O motorista do carro que 16 pedestres e matou um bebê no calçadão e na praia de Copacabana disse a policiais que sofreu um ataque epilético pouco antes do acidente. Antonio de Almeida Anaquim, de 41 anos, foi detido e levado para uma delegacia em Copacabana.

Ele será submetido a exame para detectar a quantidade de álcool no sangue. Segundo o produtor Leslie Leitão, da TV Globo, havia remédios para epilepsia no carro do atropelador. Imagens mostram embalagens dos remédios Depakote, Lamitor e Tegretol, todos usados contra a doença. Anaquim afirma que “apagou” quando estava dirigindo e subiu a calçada.

Segundo o Denatran, um paciente epilético pode ter direito a habilitação desde que não tenha tido crise no ano anterior ao pedido e haja parecer médico favorável.

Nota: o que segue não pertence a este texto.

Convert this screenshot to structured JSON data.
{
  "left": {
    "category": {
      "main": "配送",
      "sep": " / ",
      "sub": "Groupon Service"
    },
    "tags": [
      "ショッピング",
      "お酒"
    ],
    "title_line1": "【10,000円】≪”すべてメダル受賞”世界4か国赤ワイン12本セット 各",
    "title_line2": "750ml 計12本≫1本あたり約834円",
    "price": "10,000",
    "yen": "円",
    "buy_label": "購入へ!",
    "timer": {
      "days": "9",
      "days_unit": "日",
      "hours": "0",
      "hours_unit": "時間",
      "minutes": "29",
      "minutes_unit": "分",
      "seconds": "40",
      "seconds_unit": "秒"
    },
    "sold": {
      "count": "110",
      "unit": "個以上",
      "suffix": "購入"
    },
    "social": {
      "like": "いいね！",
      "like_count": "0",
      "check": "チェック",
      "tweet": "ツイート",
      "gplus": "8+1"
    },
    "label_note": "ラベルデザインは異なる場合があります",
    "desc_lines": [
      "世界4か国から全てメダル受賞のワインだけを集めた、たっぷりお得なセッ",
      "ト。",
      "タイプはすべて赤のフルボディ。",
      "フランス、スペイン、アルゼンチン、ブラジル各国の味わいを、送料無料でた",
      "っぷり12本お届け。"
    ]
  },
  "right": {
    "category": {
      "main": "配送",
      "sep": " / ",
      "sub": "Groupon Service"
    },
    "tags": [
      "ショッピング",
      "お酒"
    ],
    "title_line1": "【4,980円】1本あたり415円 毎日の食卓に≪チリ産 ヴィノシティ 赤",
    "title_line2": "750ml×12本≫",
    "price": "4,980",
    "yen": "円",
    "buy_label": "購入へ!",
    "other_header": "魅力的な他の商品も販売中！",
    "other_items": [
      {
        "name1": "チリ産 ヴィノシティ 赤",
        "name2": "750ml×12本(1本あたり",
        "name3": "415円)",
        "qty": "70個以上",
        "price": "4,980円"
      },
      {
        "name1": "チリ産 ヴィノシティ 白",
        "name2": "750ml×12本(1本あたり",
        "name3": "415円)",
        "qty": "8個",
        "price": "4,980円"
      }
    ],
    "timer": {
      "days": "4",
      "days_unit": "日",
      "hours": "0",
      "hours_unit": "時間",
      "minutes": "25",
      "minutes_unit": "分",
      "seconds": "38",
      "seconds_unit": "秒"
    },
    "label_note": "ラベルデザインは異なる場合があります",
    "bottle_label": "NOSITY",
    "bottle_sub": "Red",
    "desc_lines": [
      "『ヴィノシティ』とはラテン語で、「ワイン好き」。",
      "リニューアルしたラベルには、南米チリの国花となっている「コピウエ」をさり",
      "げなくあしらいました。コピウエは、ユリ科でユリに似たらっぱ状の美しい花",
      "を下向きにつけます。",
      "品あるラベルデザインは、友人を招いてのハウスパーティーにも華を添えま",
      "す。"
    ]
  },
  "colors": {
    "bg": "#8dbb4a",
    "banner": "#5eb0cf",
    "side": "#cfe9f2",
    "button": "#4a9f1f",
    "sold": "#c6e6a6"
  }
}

Uma das vítimas, um bebê de oito meses, morreu. Segundo a Polícia Militar, outras 16 pessoas ficaram feridos. Boletim da Secretaria Municipal de Saúde informa que os hospitais da rede municipal receberam 12 dos feridos, entre os quais duas crianças, ambas em estado grave. O paciente mais grave é um australiano de 68 anos que teve traumatismo craniano. Há pacientes em hospitais particulares.

O calçadão e a ciclovia estava cheio quando houve o atropelamento, por volta das 20h30. ma testemunha, uma turista argentina ouvida pela GloboNews, afirmou que o carro estava em alta velocidade. “Cadeiras voaram, não percebemos que era o carro até que as pessoas começaram a abrir e aí vimos gente caída no chão. Havia um bebê machucado.”

Pedestres tentaram agredir o motorista, detido em seguida.